The Russian taxation outlook for 2013 may be viewed as having three main strands: transfer pricing, case law, and de-offshorisation.
The new Russian transfer pricing rules reach the stage of practical implementation: the notifications of controlled transactions are to be filed in May, and the prices have to be justified by a dossier of documents. At the same time, the taxpayers may have to tackle ambiguity in the statutory definition of related parties and in rules for calculating trade volume thresholds above which the transactions are subject to control. The Finance Ministry directs the local tax authorities to audit transactions regardless their volume if there are signs of tax evasion, and therefore any risky transaction should be examined closely. A taxpayer needs to ensure that it can defend data that was obtained to justify prices: this data should comply with requirements as to form and should be set out in contractual documentation. The taxpayer may not only need economists and accountants but also to make certain legal efforts to comply in full. In current practice, the ‘safe havens’, i.e. the advanced pricing agreements with Federal Tax Service and the ‘consolidated group of taxpayers’ rule, are available only to major Russian companies, which are mostly state-owned.
Exploring the Russian tax environment, a tax strategist should not confine himself to the statutes in force. In some ways, case law and policy declarations are more important. Currently the most peculiar aspect of Russian tax law is that the major issues are mostly raised and decided by the Supreme Commercial Court rather than by the legislature. The Court is entitled not only to hear cases but to issue surveys that contain abstract opinions on interpretation of law. Currently the Court is finalising the set of opinions on general tax collection issues. Various other taxation issues are pending, including those decided previously but requiring further clarification.
At the same time, when the Court clarifies an issue of tax law, the lower courts tend to state that this is the way the law should have been interpreted from the start, even if other approaches existed on which the taxpayers could reasonably rely.

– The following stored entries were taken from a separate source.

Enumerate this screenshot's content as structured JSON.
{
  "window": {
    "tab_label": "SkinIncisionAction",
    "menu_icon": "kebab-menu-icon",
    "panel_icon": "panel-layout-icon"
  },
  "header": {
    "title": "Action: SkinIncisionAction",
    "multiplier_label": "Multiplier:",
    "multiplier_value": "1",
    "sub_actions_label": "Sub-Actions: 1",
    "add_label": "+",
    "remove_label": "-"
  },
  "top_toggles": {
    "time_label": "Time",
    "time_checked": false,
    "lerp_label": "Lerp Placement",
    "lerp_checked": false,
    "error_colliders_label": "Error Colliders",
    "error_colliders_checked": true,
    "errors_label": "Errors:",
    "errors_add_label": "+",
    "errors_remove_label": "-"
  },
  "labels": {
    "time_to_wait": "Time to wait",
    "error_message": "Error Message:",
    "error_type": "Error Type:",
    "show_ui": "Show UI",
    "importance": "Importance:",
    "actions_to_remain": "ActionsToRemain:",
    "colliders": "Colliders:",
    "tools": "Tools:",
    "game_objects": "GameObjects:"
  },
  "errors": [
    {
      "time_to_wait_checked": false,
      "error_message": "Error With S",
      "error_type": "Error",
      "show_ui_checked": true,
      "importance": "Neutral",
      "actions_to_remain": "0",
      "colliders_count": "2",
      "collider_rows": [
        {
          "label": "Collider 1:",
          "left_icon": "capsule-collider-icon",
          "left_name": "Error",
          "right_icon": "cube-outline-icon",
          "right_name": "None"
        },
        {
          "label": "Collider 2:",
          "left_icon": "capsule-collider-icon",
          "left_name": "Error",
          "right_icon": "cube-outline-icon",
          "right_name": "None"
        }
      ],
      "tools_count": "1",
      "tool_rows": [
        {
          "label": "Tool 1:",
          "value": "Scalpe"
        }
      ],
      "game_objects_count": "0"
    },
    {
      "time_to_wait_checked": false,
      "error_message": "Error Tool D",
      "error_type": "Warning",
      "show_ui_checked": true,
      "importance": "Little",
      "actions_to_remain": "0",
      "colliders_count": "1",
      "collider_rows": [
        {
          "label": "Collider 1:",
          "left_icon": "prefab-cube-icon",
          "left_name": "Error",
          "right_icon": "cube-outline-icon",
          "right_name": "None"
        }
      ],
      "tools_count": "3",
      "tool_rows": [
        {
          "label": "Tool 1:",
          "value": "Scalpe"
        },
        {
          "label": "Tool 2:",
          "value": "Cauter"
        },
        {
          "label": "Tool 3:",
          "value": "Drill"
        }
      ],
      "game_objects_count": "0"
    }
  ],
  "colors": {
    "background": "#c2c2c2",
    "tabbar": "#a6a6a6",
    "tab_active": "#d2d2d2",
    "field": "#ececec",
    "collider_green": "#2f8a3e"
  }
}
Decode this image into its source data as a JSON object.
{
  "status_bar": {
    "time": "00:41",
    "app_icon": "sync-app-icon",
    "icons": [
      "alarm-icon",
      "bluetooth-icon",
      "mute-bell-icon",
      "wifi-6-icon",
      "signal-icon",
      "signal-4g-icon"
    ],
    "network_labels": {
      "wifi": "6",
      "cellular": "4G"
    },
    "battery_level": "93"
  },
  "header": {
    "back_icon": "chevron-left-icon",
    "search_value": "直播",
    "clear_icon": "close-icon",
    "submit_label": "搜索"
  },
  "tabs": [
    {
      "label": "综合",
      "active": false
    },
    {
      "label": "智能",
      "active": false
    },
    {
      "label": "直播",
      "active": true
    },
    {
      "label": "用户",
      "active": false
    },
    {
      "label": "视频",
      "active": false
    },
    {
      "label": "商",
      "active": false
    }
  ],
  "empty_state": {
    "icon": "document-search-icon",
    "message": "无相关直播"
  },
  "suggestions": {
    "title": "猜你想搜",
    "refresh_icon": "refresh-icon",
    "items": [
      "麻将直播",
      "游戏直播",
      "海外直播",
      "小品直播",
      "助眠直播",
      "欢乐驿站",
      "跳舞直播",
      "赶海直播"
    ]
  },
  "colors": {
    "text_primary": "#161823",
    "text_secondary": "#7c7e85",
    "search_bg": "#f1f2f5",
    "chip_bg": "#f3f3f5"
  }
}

The Court usually implies that one could interpret the law properly if enough analytical effort was made, but this is not always the case.
The new opinion of the Court is not retroactive against cases that were finalised in lower courts in favour of the taxpayer before such new opinion was issued, but is indeed retroactive if a similar case is not finalised (can be appealed, is pending or is in its pre-trial stages). We know only one example when the Court acknowledged that its new position shall be applied only to contracts concluded after this opinion was issued. This wasn’t a tax case and wasn’t even the most controversial case to appear before the Court. Some legislative changes in taxation of capital assets recently entered into force. From the beginning of 2013 the obligation to reinstate the amortisation premium arises only if a capital asset was disposed of to a related party. The property tax will not be levied on movable property if its acquisition as a capital asset occurs after the beginning of 2013.
We can anticipate that the major legislative effort of 2013 might be the so-called de-offshorisation proclaimed by country’s leadership. The G20 will meet in Moscow and the measures against tax haven abuse will be on the agenda. The Russian government is combating the erosion of the national tax base, and the global competiveness of the Russian tax regime may be compromised in some matters. The legislative action is expected near the end of this year.